Vote-buying growing in youth league

THERE are members of the ANC  Youth   League  who claim  their chances of being elected to the organisation’s top leadership depend on “whether your vote buys whisky, cigars or a Brazilian weave”.

Vote-buying has become an “economic issue”, former  league  leader Reuben Mohlaloga said during a recent discussion on the future of the organisation.

President Jacob Zuma noted at the  ANC’s Mangaung national conference in 2012 that there was an emergence of “alien practices such as the use of money to buy support of  ANC  members”.

He cautioned that the party “should not allow a situation where those who have money turn members of the  ANC  into commodities”.

League presidential candidate Pule Mabe, a member of the  ANC’s national executive committee, is suspected of deploying a budget of up to R6-million to campaign for votes at the  league ’s elective congress which was due to start this week but was downgraded at the last minute to a consultative conference.

His supporters deny the allegation.

Mabe was expected to contest the leadership against  youth   league  interim leader Magasela Mzobe and its former deputy president Ronald Lamola.

Mzobe says he was aware of allegations that people are buying support for leadership positions and a way would have to be found to expose those involved.

It’s not only cash that buys votes, according to academic studies.

University of Leeds lecturer Alexander Beresford and author of a research paper titled “Power, Patronage and Gatekeeper Politics in SA”, says “patronage in the form of jobs, business opportunities, access to markets, or even promises of developmental assistance to communities” can win support in leadership races.

But establishing the significance of vote-buying in  ANC  structures is difficult as details are hard to find, says Dr Beresford.

Few sources would go on record over the methods of buying votes — which have become more sophisticated and complex depending on whether the elections contested are for regional, provincial or national structures.

A former provincial  youth   league  leader says buying votes “depends on how hungry and financially enthusiastic your audience is”. There is no market price or set figure, he says.

The transactions start at branch level, where a local “kingpin” is targeted and made an “irresistible” offer.

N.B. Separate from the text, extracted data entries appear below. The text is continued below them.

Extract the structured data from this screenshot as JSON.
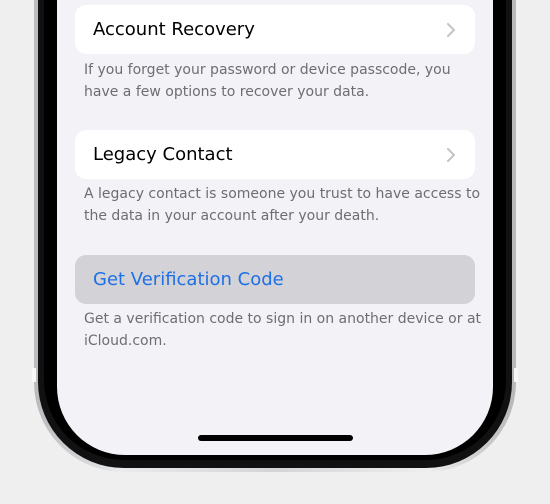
{
  "settings": {
    "account_recovery": {
      "label": "Account Recovery",
      "footer": "If you forget your password or device passcode, you have a few options to recover your data."
    },
    "legacy_contact": {
      "label": "Legacy Contact",
      "footer": "A legacy contact is someone you trust to have access to the data in your account after your death."
    },
    "verification": {
      "label": "Get Verification Code",
      "footer": "Get a verification code to sign in on another device or at iCloud.com."
    }
  },
  "icons": {
    "row_chevron": "chevron-right-icon"
  },
  "colors": {
    "screen_background": "#f2f2f7",
    "cell_background": "#ffffff",
    "highlighted_cell": "#d2d2d7",
    "link_blue": "#1f6fe5",
    "footnote_gray": "#6d6d72"
  }
}
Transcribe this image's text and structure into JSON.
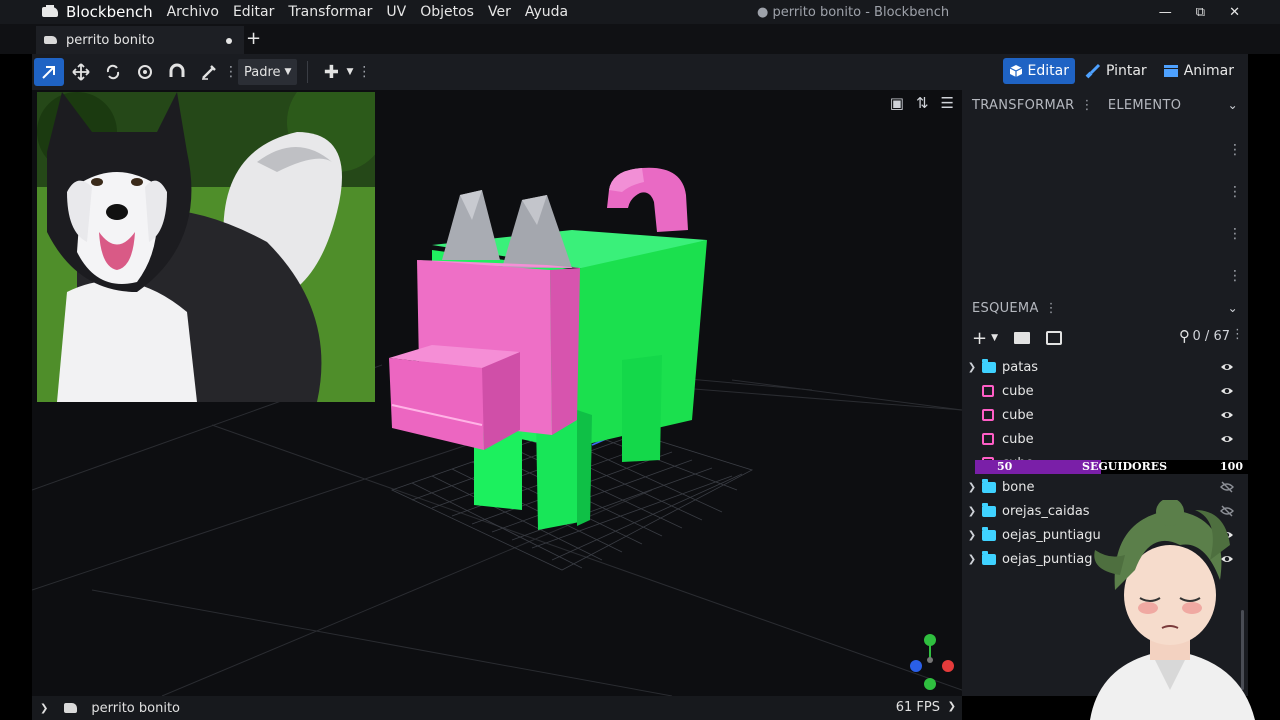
{
  "app": {
    "name": "Blockbench",
    "window_title": "● perrito bonito - Blockbench",
    "menu": [
      "Archivo",
      "Editar",
      "Transformar",
      "UV",
      "Objetos",
      "Ver",
      "Ayuda"
    ]
  },
  "tab": {
    "label": "perrito bonito",
    "add": "+"
  },
  "toolbar": {
    "pivot_select": "Padre",
    "modes": [
      {
        "label": "Editar",
        "active": true
      },
      {
        "label": "Pintar",
        "active": false
      },
      {
        "label": "Animar",
        "active": false
      }
    ]
  },
  "panel": {
    "transform_tab": "TRANSFORMAR",
    "element_tab": "ELEMENTO",
    "outliner_title": "ESQUEMA",
    "count": "0 / 67",
    "items": [
      {
        "label": "patas",
        "type": "folder",
        "expanded": false,
        "visible": true
      },
      {
        "label": "cube",
        "type": "cube",
        "visible": true
      },
      {
        "label": "cube",
        "type": "cube",
        "visible": true
      },
      {
        "label": "cube",
        "type": "cube",
        "visible": true
      },
      {
        "label": "cube",
        "type": "cube",
        "visible": true
      },
      {
        "label": "bone",
        "type": "folder",
        "expanded": false,
        "visible": false
      },
      {
        "label": "orejas_caidas",
        "type": "folder",
        "expanded": false,
        "visible": false
      },
      {
        "label": "oejas_puntiagu",
        "type": "folder",
        "expanded": false,
        "visible": true
      },
      {
        "label": "oejas_puntiag",
        "type": "folder",
        "expanded": false,
        "visible": true
      }
    ]
  },
  "followers_bar": {
    "min": "50",
    "label": "SEGUIDORES",
    "max": "100",
    "progress": 0.45
  },
  "status": {
    "project": "perrito bonito",
    "fps": "61 FPS"
  },
  "colors": {
    "accent": "#1f63c4",
    "cube": "#ff5ec6",
    "folder": "#3fd2ff",
    "body_green": "#1eea5c",
    "head_pink": "#ee6fc6"
  }
}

The kingpin is likely to have gatekeeping powers — possibly a branch chairman or secretary. He is also offered rewards for “foot soldiers” of his who vote “correctly”.

The former leader says what makes vote-buying effective – particularly in the  ANCYL – is that at regional and provincial congresses, voting is conducted by a show of hands. This enables leaders to identify who supports them and who does not.

However, it is a constitutional provision that voting be conducted by secret ballot at the  league’s national congress. The former leader claims vote-buying at this level requires that the agency conducting the elections be co-opted.

In his paper, expected to be published soon by African Affairs, Beresford reaches similar conclusions on the link between money and “gatekeeper politics” in the  ANC  and the resultant violent contest for leadership positions.

The root causes of the problem are the socioeconomic conditions of South Africa, he says. Capitalism is still developing in the country and with it “the growth of a black capitalist class that is largely dependent on access to political authority to secure its future growth and survival.

“This class is not yet strong enough to accumulate without access to political authority and the opportunities that flow from it – so this kind of crony capitalism is to be expected and can be witnessed elsewhere in the developing world where new capitalist elites are emerging,” says Beresford.

Another factor is the huge inequality of wealth and opportunity, he says, which draws ordinary citizens into patronage networks as a means of navigating their way out of poverty.

“Attaching oneself to a successful political ‘gatekeeper’ is a way of overcoming their day-to-day struggles because they might be able to secure access to resources and opportunities.

“So there is also a bottom-up dynamic to it as well,” Beresford says in his paper.